The leading US exchange operator, Coinbase has announced that it had “disabled adding new credit cards as a payment method” for US-based users of its platforms. The move follows recent reports of major American banks suspending credit card purchases of cryptocurrencies.
In a blog post, published today, the company explained that it “cannot ensure customers will have a positive purchasing experience with a credit card”.
“As a result, we have disabled adding new credit cards as a payment method for US customers,” Coinbase said. “For customers in the UK, EU, Canada, Australia and Singapore, we are collecting feedback and evaluating similar changes.” Coinbase assured its users that it was actively working with card networks and card issuers to find long-term solution.
The owner of the GDAX cryptocurrency exchange also said that users who already had credit cards linked to their Coinbase accounts could continue to make purchases “so long as your bank allows them”.
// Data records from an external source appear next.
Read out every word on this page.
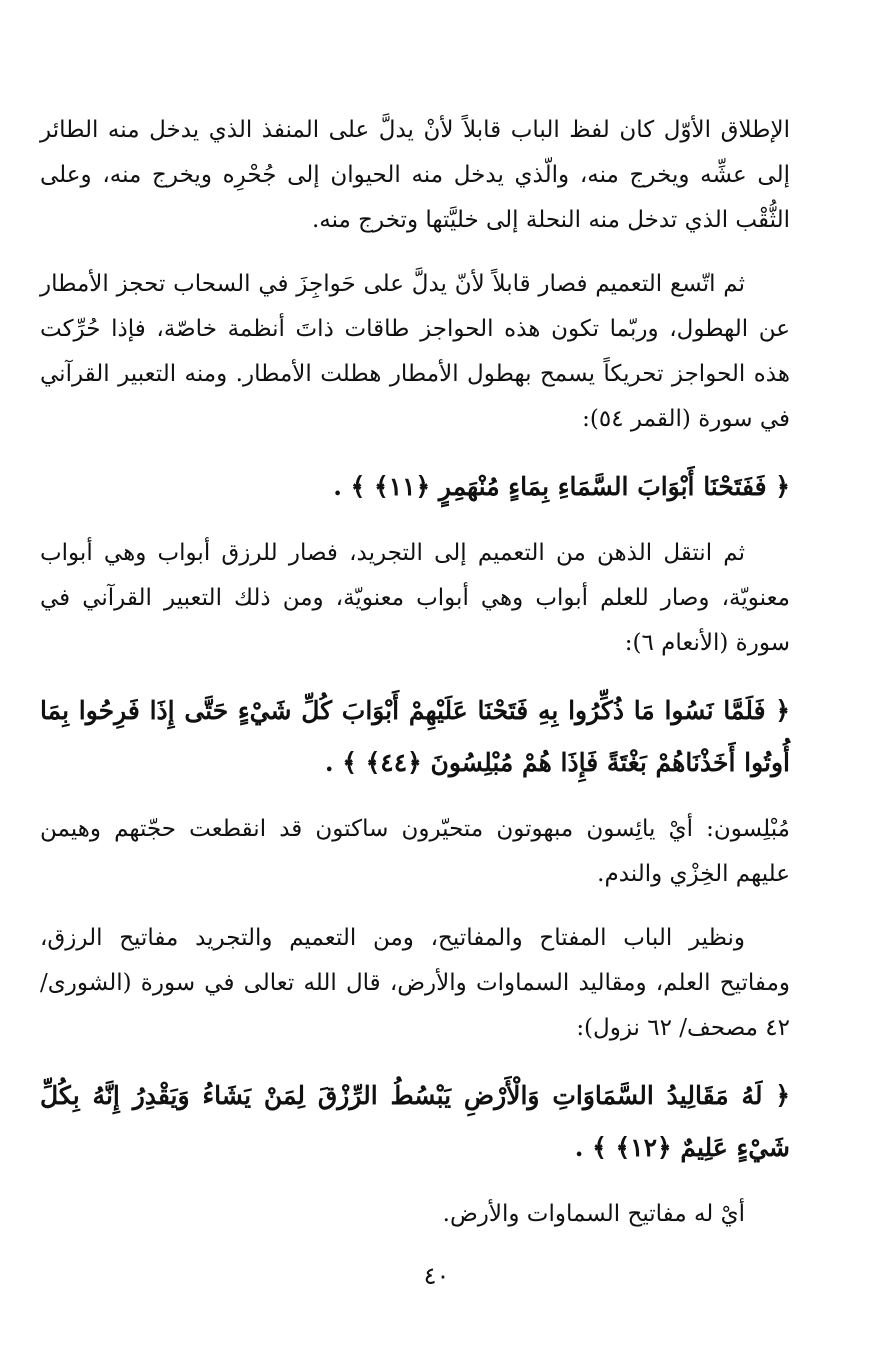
الإطلاق الأوّل كان لفظ الباب قابلاً لأنْ يدلَّ على المنفذ الذي يدخل منه الطائر إلى عشِّه ويخرج منه، والّذي يدخل منه الحيوان إلى جُحْرِه ويخرج منه، وعلى الثُّقْب الذي تدخل منه النحلة إلى خليَّتها وتخرج منه.

ثم اتّسع التعميم فصار قابلاً لأنّ يدلَّ على حَواجِزَ في السحاب تحجز الأمطار عن الهطول، وربّما تكون هذه الحواجز طاقات ذاتَ أنظمة خاصّة، فإذا حُرِّكت هذه الحواجز تحريكاً يسمح بهطول الأمطار هطلت الأمطار. ومنه التعبير القرآني في سورة (القمر ٥٤):

﴿ فَفَتَحْنَا أَبْوَابَ السَّمَاءِ بِمَاءٍ مُنْهَمِرٍ ﴿١١﴾ ﴾ .

ثم انتقل الذهن من التعميم إلى التجريد، فصار للرزق أبواب وهي أبواب معنويّة، وصار للعلم أبواب وهي أبواب معنويّة، ومن ذلك التعبير القرآني في سورة (الأنعام ٦):

﴿ فَلَمَّا نَسُوا مَا ذُكِّرُوا بِهِ فَتَحْنَا عَلَيْهِمْ أَبْوَابَ كُلِّ شَيْءٍ حَتَّى إِذَا فَرِحُوا بِمَا أُوتُوا أَخَذْنَاهُمْ بَغْتَةً فَإِذَا هُمْ مُبْلِسُونَ ﴿٤٤﴾ ﴾ .

مُبْلِسون: أيْ يائِسون مبهوتون متحيّرون ساكتون قد انقطعت حجّتهم وهيمن عليهم الخِزْي والندم.

ونظير الباب المفتاح والمفاتيح، ومن التعميم والتجريد مفاتيح الرزق، ومفاتيح العلم، ومقاليد السماوات والأرض، قال الله تعالى في سورة (الشورى/ ٤٢ مصحف/ ٦٢ نزول):

﴿ لَهُ مَقَالِيدُ السَّمَاوَاتِ وَالْأَرْضِ يَبْسُطُ الرِّزْقَ لِمَنْ يَشَاءُ وَيَقْدِرُ إِنَّهُ بِكُلِّ شَيْءٍ عَلِيمٌ ﴿١٢﴾ ﴾ .

أيْ له مفاتيح السماوات والأرض.

٤٠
Earlier this month, it was reported that JPMorgan Chase, Bank of America, Citigroup and Capital One were starting to decline credit card purchases of digital currencies, due to the credit risk associated with cryptocurrency transactions.
It was separately reported that Lloyds Banking Group (LON:LLOY) was making similar moves in the UK. The FTSE 100-listed company said on February 4 that it no longer accepted credit card transactions involving the purchase of cryptocurrencies across “Lloyds Bank, Bank of Scotland, Halifax and MBNA”.